100_0106Thank you for your letter darling. As a veteran of pro-peace, Anti-Vietnam marches, Anti-Apartheid protests, even walking for Save the Whales, it’s good to know that you’re following in your grandmother’s and mother’s footsteps!

And thank you too…. will go and follow up your Wiki research on BLM… you have set my mind at rest somewhat. There seemed so much destruction and hate, and though I can understand how bitter and sad black people and their families are, who have suffered both in the present and in the past, it doesn’t help the cause when white people join in the vandalism and add to the hate and divisiveness on both sides of the ‘divide’. Martin Luther King said: “Let us not seek to satisfy our thirst for freedom by drinking from the cup of bitterness and hatred.”

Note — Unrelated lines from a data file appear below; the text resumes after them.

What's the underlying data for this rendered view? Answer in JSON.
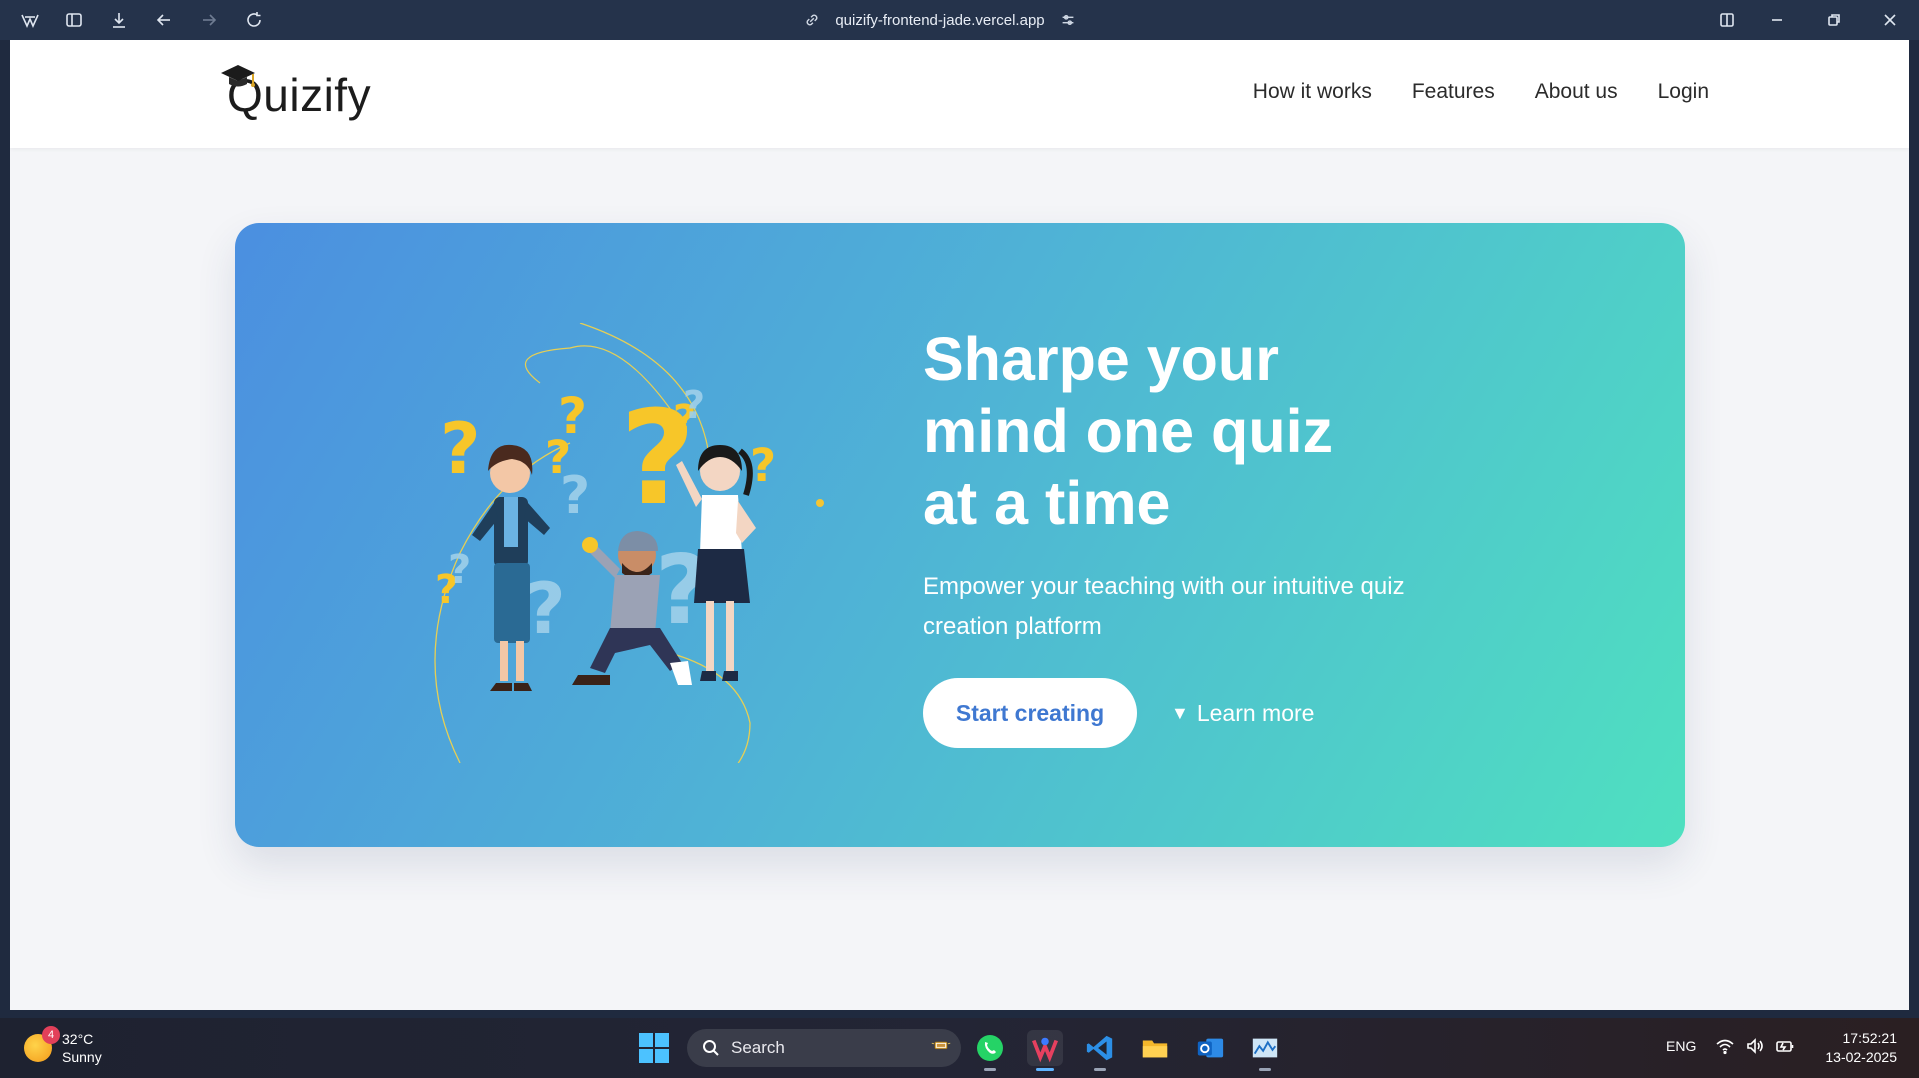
{
  "browser": {
    "url": "quizify-frontend-jade.vercel.app"
  },
  "site": {
    "logo_text": "Quizify",
    "nav": [
      {
        "label": "How it works"
      },
      {
        "label": "Features"
      },
      {
        "label": "About us"
      },
      {
        "label": "Login"
      }
    ]
  },
  "hero": {
    "title_line1": "Sharpe your",
    "title_line2": "mind one quiz",
    "title_line3": "at a time",
    "subtitle": "Empower your teaching with our intuitive quiz creation platform",
    "cta_primary": "Start creating",
    "cta_secondary": "Learn more",
    "cta_secondary_icon": "triangle-down-icon",
    "gradient_start": "#4b8fe0",
    "gradient_end": "#4fe0c0",
    "accent": "#3f78d1"
  },
  "taskbar": {
    "weather_temp": "32°C",
    "weather_desc": "Sunny",
    "notification_count": "4",
    "search_placeholder": "Search",
    "language": "ENG",
    "time": "17:52:21",
    "date": "13-02-2025"
  }
}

Of course I whole-heartedly agree with what you say about the dreadful injustices both past and present…I’ve always thought it was abominable that the film ‘Gone With The Wind’ was written, filmed, and enjoyed – when it was actually a hymn of praise to the South and slavery … But I just wish the protestors would stop tampering with British history which is not as black as they paint it!

Lord Mansfield, the Lord Chief Justice ruled in, I think it was 1772, that any slave who set foot in Britain was automatically free – slavery had no part in English law, he said. (The case of Somersett, a slave – I wrote about it in my book ‘The Sound of Water’). This was nearly a hundred years before it was abolished in the US.

For sixty years between 1800 and 1860 the Royal Navy maintained a permanent anti-slavery squadron, which cost not just millions of pounds, but more importantly, the lives of over two thousand sailors as they battled traders and rescued captives on slave transports all over the Atlantic. The RN rescued at least 150,000 Africans who they re-settled in Liberia. Britain was the first nation to propose a motion calling on all European nations to end slavery at the Congress of Vienna in 1815.

During the American Civil War, in 1862-6, cotton workers at the mills in Manchester and around, refused to buy cotton from the South, thereby aiding the North, and plunging themselves into penury… just as when Britain voted to abolish slavery in all its colonies, this caused a huge rise in prices for everything for people all over Britain… Dear old William Wilberforce, who campaigned all his life against slavery (remember that film I took you to – ‘Amazing Grace’) – was also one of the founders of the RSPCA….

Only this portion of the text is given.